Драчъ тихонько взялъ Володю за рукавъ и они быстро и безшумно вышли на лестницу и стали спускаться.
Когда они были на дворѣ, Володя спросилъ Драча:
— Кто это былъ у товарища Далекихъ?
— А это Балабонинъ, знаешь, бѣлобрысый такой, славный товарищъ и убѣжденный большевикъ.
— Ты зналъ, что онъ у него будетъ?...
— Я же его къ Далекихъ и послалъ, чтобы доказать тебѣ, что такое товарищъ Далекихъ и что гадовъ жалеть не приходится.
— Но нельзя же уничтожать людей за одни только ихъ убѣжденія?
— Тѣхъ, кто вѣруетъ именно надо уничтожать безо всякаго сожалѣнія, потому что это и есть самые опасные для насъ люди. Да я другое на судъ представлю. Не безпокойся, сумею достать и прямыя доказательства. Да такѣе люди, какъ Далекихъ... вѣрующие то... они и запираться не станутъ.
Они вышли со двора и шли по узкой панели позади громадныхъ желѣзныхъ корпусовъ Сѣннаго рынка.
— А все таки, — сказалъ тихо Володя, — Драчъ, мнѣ не очень понравилось, что ты подстроилъ этотъ разговоръ о Богѣ и привелъ меня подслушивать. Мнѣ эти прiемы...
Драчъ не далъ договорить Володѣ. Онъ искренно и громко захохоталъ.
— Брось, Владимiръ Матвѣевичъ... Знаю, скажешь: — шпонажъ, подслушиваніе... еще скажешь — провокація!... Брось эти буржуазные предразсудки... Оставь это для нихъ. Помни: — намъ все... все позволено. И нѣтъ такой гнусности, на которую мы должны пойти если этого потребуетъ польза нашей партіи. Такъ то, милый чистюлечка... ну да увидишь, поработаешь съ нами и поймешь, что намъ все, понимаешь, все позволено!
Володя не нашелся, что возразить, онъ торопливо попрощался и пошелъ по Горсткиной улицѣ, Драчъ пошелъ къ Садовой на трамвай.
Володя ждалъ теперь сочельника, когда былъ назначенъ партійный судъ надъ Далекихъ.
***
Часа въ четыре, когда стало смеркаться, Володя подошелъ опять къ тому же дому подлѣ Сѣнной и смѣло поднялся къ квартире Далекихъ. Онъ позвонилъ. Онъ зналъ, что Далекихъ предупредили и что тотъ долженъ ждать его.
Далекихъ самъ открылъ двери Володѣ. Онъ былъ по праздничному прифранченъ, въ новомъ пиджакѣ, съ яркимъ цвѣтнымъ галстухомъ и, какъ показалось Володѣ, навеселѣ.

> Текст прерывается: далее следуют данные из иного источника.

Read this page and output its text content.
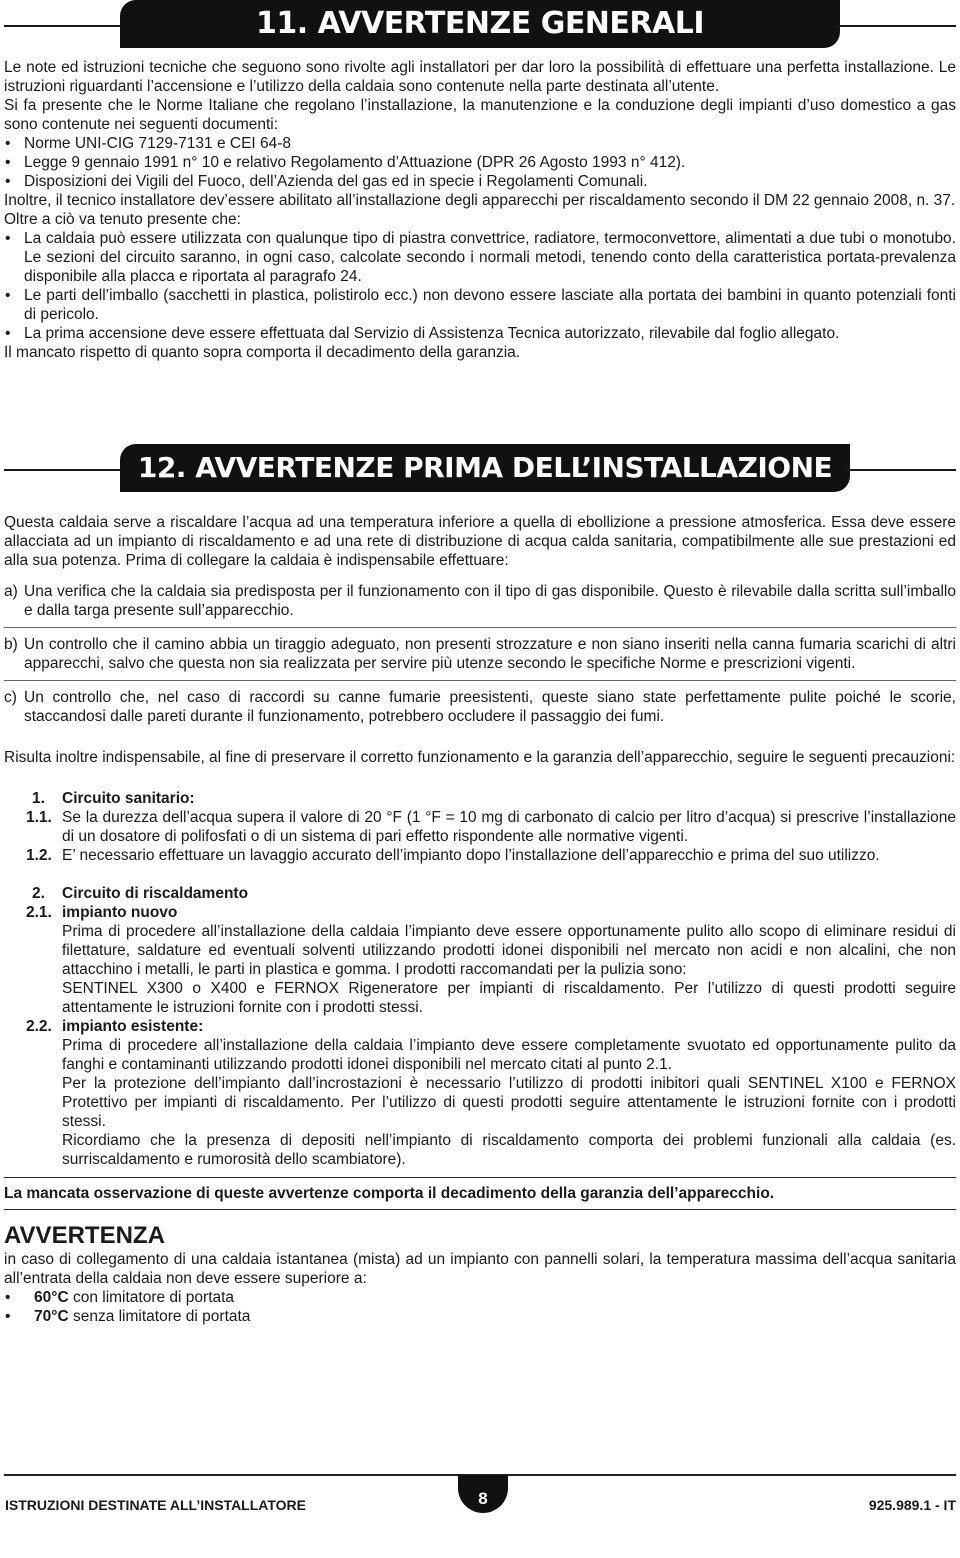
11. AVVERTENZE GENERALI

Le note ed istruzioni tecniche che seguono sono rivolte agli installatori per dar loro la possibilità di effettuare una perfetta installazione. Le istruzioni riguardanti l’accensione e l’utilizzo della caldaia sono contenute nella parte destinata all’utente.

Si fa presente che le Norme Italiane che regolano l’installazione, la manutenzione e la conduzione degli impianti d’uso domestico a gas sono contenute nei seguenti documenti:

• Norme UNI-CIG 7129-7131 e CEI 64-8
• Legge 9 gennaio 1991 n° 10 e relativo Regolamento d’Attuazione (DPR 26 Agosto 1993 n° 412).
• Disposizioni dei Vigili del Fuoco, dell’Azienda del gas ed in specie i Regolamenti Comunali.

Inoltre, il tecnico installatore dev’essere abilitato all’installazione degli apparecchi per riscaldamento secondo il DM 22 gennaio 2008, n. 37.

Oltre a ciò va tenuto presente che:

• La caldaia può essere utilizzata con qualunque tipo di piastra convettrice, radiatore, termoconvettore, alimentati a due tubi o monotubo. Le sezioni del circuito saranno, in ogni caso, calcolate secondo i normali metodi, tenendo conto della caratteristica portata-prevalenza disponibile alla placca e riportata al paragrafo 24.
• Le parti dell’imballo (sacchetti in plastica, polistirolo ecc.) non devono essere lasciate alla portata dei bambini in quanto potenziali fonti di pericolo.
• La prima accensione deve essere effettuata dal Servizio di Assistenza Tecnica autorizzato, rilevabile dal foglio allegato.

Il mancato rispetto di quanto sopra comporta il decadimento della garanzia.

12. AVVERTENZE PRIMA DELL’INSTALLAZIONE

Questa caldaia serve a riscaldare l’acqua ad una temperatura inferiore a quella di ebollizione a pressione atmosferica. Essa deve essere allacciata ad un impianto di riscaldamento e ad una rete di distribuzione di acqua calda sanitaria, compatibilmente alle sue prestazioni ed alla sua potenza. Prima di collegare la caldaia è indispensabile effettuare:

a) Una verifica che la caldaia sia predisposta per il funzionamento con il tipo di gas disponibile. Questo è rilevabile dalla scritta sull’imballo e dalla targa presente sull’apparecchio.
b) Un controllo che il camino abbia un tiraggio adeguato, non presenti strozzature e non siano inseriti nella canna fumaria scarichi di altri apparecchi, salvo che questa non sia realizzata per servire più utenze secondo le specifiche Norme e prescrizioni vigenti.
c) Un controllo che, nel caso di raccordi su canne fumarie preesistenti, queste siano state perfettamente pulite poiché le scorie, staccandosi dalle pareti durante il funzionamento, potrebbero occludere il passaggio dei fumi.

Risulta inoltre indispensabile, al fine di preservare il corretto funzionamento e la garanzia dell’apparecchio, seguire le seguenti precauzioni:

1. Circuito sanitario:
1.1. Se la durezza dell’acqua supera il valore di 20 °F (1 °F = 10 mg di carbonato di calcio per litro d’acqua) si prescrive l’installazione di un dosatore di polifosfati o di un sistema di pari effetto rispondente alle normative vigenti.
1.2. E’ necessario effettuare un lavaggio accurato dell’impianto dopo l’installazione dell’apparecchio e prima del suo utilizzo.
2. Circuito di riscaldamento
2.1. impianto nuovo

Prima di procedere all’installazione della caldaia l’impianto deve essere opportunamente pulito allo scopo di eliminare residui di filettature, saldature ed eventuali solventi utilizzando prodotti idonei disponibili nel mercato non acidi e non alcalini, che non attacchino i metalli, le parti in plastica e gomma. I prodotti raccomandati per la pulizia sono:

SENTINEL X300 o X400 e FERNOX Rigeneratore per impianti di riscaldamento. Per l’utilizzo di questi prodotti seguire attentamente le istruzioni fornite con i prodotti stessi.

2.2. impianto esistente:

Prima di procedere all’installazione della caldaia l’impianto deve essere completamente svuotato ed opportunamente pulito da fanghi e contaminanti utilizzando prodotti idonei disponibili nel mercato citati al punto 2.1.

Per la protezione dell’impianto dall’incrostazioni è necessario l’utilizzo di prodotti inibitori quali SENTINEL X100 e FERNOX Protettivo per impianti di riscaldamento. Per l’utilizzo di questi prodotti seguire attentamente le istruzioni fornite con i prodotti stessi.

Ricordiamo che la presenza di depositi nell’impianto di riscaldamento comporta dei problemi funzionali alla caldaia (es. surriscaldamento e rumorosità dello scambiatore).

La mancata osservazione di queste avvertenze comporta il decadimento della garanzia dell’apparecchio.

AVVERTENZA

in caso di collegamento di una caldaia istantanea (mista) ad un impianto con pannelli solari, la temperatura massima dell’acqua sanitaria all’entrata della caldaia non deve essere superiore a:

• 60°C con limitatore di portata
• 70°C senza limitatore di portata
ISTRUZIONI DESTINATE ALL’INSTALLATORE	8	925.989.1 - IT
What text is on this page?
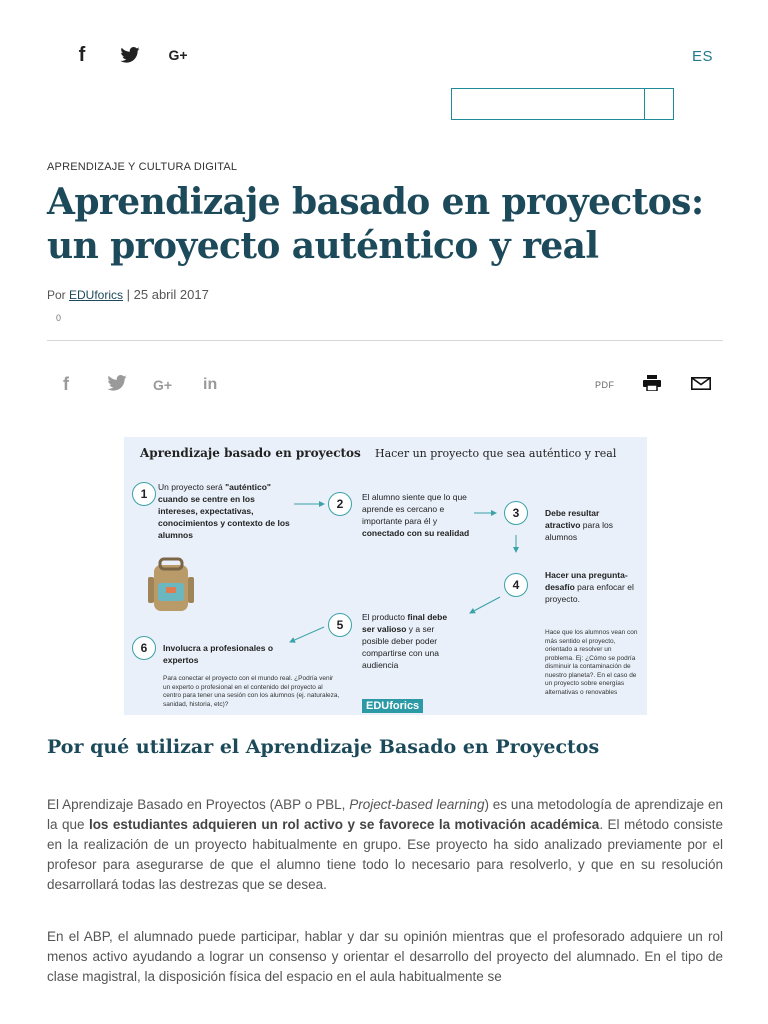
f	G+	ES
APRENDIZAJE Y CULTURA DIGITAL
Aprendizaje basado en proyectos: un proyecto auténtico y real
Por EDUforics | 25 abril 2017
0
f	G+ in	PDF
Aprendizaje basado en proyectos Hacer un proyecto que sea auténtico y real
1	Un proyecto será "auténtico" cuando se centre en los intereses, expectativas, conocimientos y contexto de los alumnos
2	El alumno siente que lo que aprende es cercano e importante para él y conectado con su realidad
3	Debe resultar atractivo para los alumnos
4
Hacer una pregunta-desafío para enfocar el proyecto.
5
El producto final debe ser valioso y a ser posible deber poder compartirse con una audiencia
6	Involucra a profesionales o expertos
Para conectar el proyecto con el mundo real. ¿Podría venir un experto o profesional en el contenido del proyecto al centro para tener una sesión con los alumnos (ej. naturaleza, sanidad, historia, etc)?
Hace que los alumnos vean con más sentido el proyecto, orientado a resolver un problema. Ej: ¿Cómo se podría disminuir la contaminación de nuestro planeta?. En el caso de un proyecto sobre energías alternativas o renovables
EDUforics
Por qué utilizar el Aprendizaje Basado en Proyectos

El Aprendizaje Basado en Proyectos (ABP o PBL, Project-based learning) es una metodología de aprendizaje en la que los estudiantes adquieren un rol activo y se favorece la motivación académica. El método consiste en la realización de un proyecto habitualmente en grupo. Ese proyecto ha sido analizado previamente por el profesor para asegurarse de que el alumno tiene todo lo necesario para resolverlo, y que en su resolución desarrollará todas las destrezas que se desea.

En el ABP, el alumnado puede participar, hablar y dar su opinión mientras que el profesorado adquiere un rol menos activo ayudando a lograr un consenso y orientar el desarrollo del proyecto del alumnado. En el tipo de clase magistral, la disposición física del espacio en el aula habitualmente se
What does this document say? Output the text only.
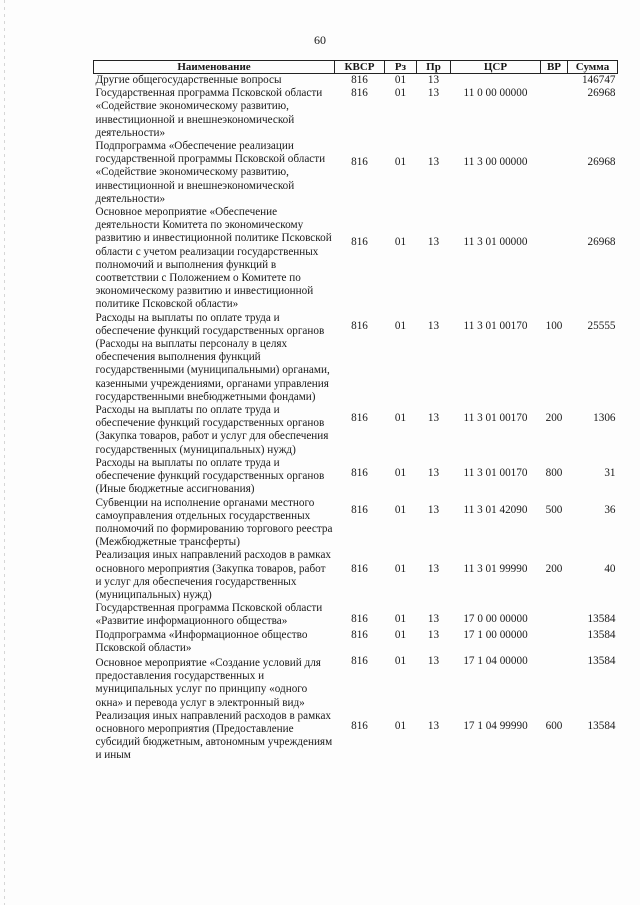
60
Наименование	КВСР	Рз	Пр	ЦСР	ВР	Сумма
Другие общегосударственные вопросы	816	01	13			146747
Государственная программа Псковской области «Содействие экономическому развитию, инвестиционной и внешнеэкономической деятельности»	816	01	13	11 0 00 00000		26968
Подпрограмма «Обеспечение реализации государственной программы Псковской области «Содействие экономическому развитию, инвестиционной и внешнеэкономической деятельности»	816	01	13	11 3 00 00000		26968
Основное мероприятие «Обеспечение деятельности Комитета по экономическому развитию и инвестиционной политике Псковской области с учетом реализации государственных полномочий и выполнения функций в соответствии с Положением о Комитете по экономическому развитию и инвестиционной политике Псковской области»	816	01	13	11 3 01 00000		26968
Расходы на выплаты по оплате труда и обеспечение функций государственных органов (Расходы на выплаты персоналу в целях обеспечения выполнения функций государственными (муниципальными) органами, казенными учреждениями, органами управления государственными внебюджетными фондами)	816	01	13	11 3 01 00170	100	25555
Расходы на выплаты по оплате труда и обеспечение функций государственных органов (Закупка товаров, работ и услуг для обеспечения государственных (муниципальных) нужд)	816	01	13	11 3 01 00170	200	1306
Расходы на выплаты по оплате труда и обеспечение функций государственных органов (Иные бюджетные ассигнования)	816	01	13	11 3 01 00170	800	31
Субвенции на исполнение органами местного самоуправления отдельных государственных полномочий по формированию торгового реестра (Межбюджетные трансферты)	816	01	13	11 3 01 42090	500	36
Реализация иных направлений расходов в рамках основного мероприятия (Закупка товаров, работ и услуг для обеспечения государственных (муниципальных) нужд)	816	01	13	11 3 01 99990	200	40
Государственная программа Псковской области «Развитие информационного общества»	816	01	13	17 0 00 00000		13584
Подпрограмма «Информационное общество Псковской области»	816	01	13	17 1 00 00000		13584
Основное мероприятие «Создание условий для предоставления государственных и муниципальных услуг по принципу «одного окна» и перевода услуг в электронный вид»	816	01	13	17 1 04 00000		13584
Реализация иных направлений расходов в рамках основного мероприятия (Предоставление субсидий бюджетным, автономным учреждениям и иным	816	01	13	17 1 04 99990	600	13584
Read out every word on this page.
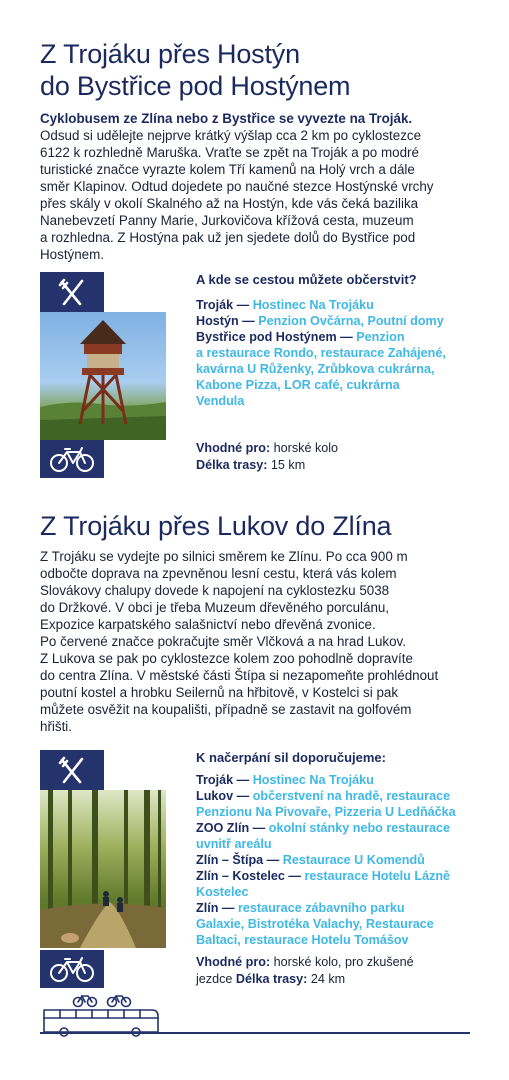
Z Trojáku přes Hostýn
do Bystřice pod Hostýnem
Cyklobusem ze Zlína nebo z Bystřice se vyvezte na Troják.
Odsud si udělejte nejprve krátký výšlap cca 2 km po cyklostezce
6122 k rozhledně Maruška. Vraťte se zpět na Troják a po modré
turistické značce vyrazte kolem Tří kamenů na Holý vrch a dále
směr Klapinov. Odtud dojedete po naučné stezce Hostýnské vrchy
přes skály v okolí Skalného až na Hostýn, kde vás čeká bazilika
Nanebevzetí Panny Marie, Jurkovičova křížová cesta, muzeum
a rozhledna. Z Hostýna pak už jen sjedete dolů do Bystřice pod
Hostýnem.
A kde se cestou můžete občerstvit?
Troják — Hostinec Na Trojáku
Hostýn — Penzion Ovčárna, Poutní domy
Bystřice pod Hostýnem — Penzion
a restaurace Rondo, restaurace Zahájené,
kavárna U Růženky, Zrůbkova cukrárna,
Kabone Pizza, LOR café, cukrárna
Vendula
Vhodné pro: horské kolo
Délka trasy: 15 km
Z Trojáku přes Lukov do Zlína
Z Trojáku se vydejte po silnici směrem ke Zlínu. Po cca 900 m
odbočte doprava na zpevněnou lesní cestu, která vás kolem
Slovákovy chalupy dovede k napojení na cyklostezku 5038
do Držkové. V obci je třeba Muzeum dřevěného porculánu,
Expozice karpatského salašnictví nebo dřevěná zvonice.
Po červené značce pokračujte směr Vlčková a na hrad Lukov.
Z Lukova se pak po cyklostezce kolem zoo pohodlně dopravíte
do centra Zlína. V městské části Štípa si nezapomeňte prohlédnout
poutní kostel a hrobku Seilernů na hřbitově, v Kostelci si pak
můžete osvěžit na koupališti, případně se zastavit na golfovém
hřišti.
K načerpání sil doporučujeme:
Troják — Hostinec Na Trojáku
Lukov — občerstvení na hradě, restaurace
Penzionu Na Pivovaře, Pizzeria U Ledňáčka
ZOO Zlín — okolní stánky nebo restaurace
uvnitř areálu
Zlín – Štípa — Restaurace U Komendů
Zlín – Kostelec — restaurace Hotelu Lázně
Kostelec
Zlín — restaurace zábavního parku
Galaxie, Bistrotéka Valachy, Restaurace
Baltaci, restaurace Hotelu Tomášov
Vhodné pro: horské kolo, pro zkušené
jezdce Délka trasy: 24 km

Онъ поздоровался съ Володей и, не приглашая Володю во внутреннія комнаты, оставилъ его на кухнѣ и прошелъ чтобы одѣться. Володя слышалъ, какъ Далекихъ говорилъ кому-то: —
— Такъ елочку то, мамаша, погодите зажигать до меня.
Володя ощутилъ на кухнѣ слабый запахъ елочной хвои, такъ много ему напомнившій.
Далекихъ сейчасъ же и вышелъ. Онъ былъ въ хорошей шубѣ и меховой шапкѣ.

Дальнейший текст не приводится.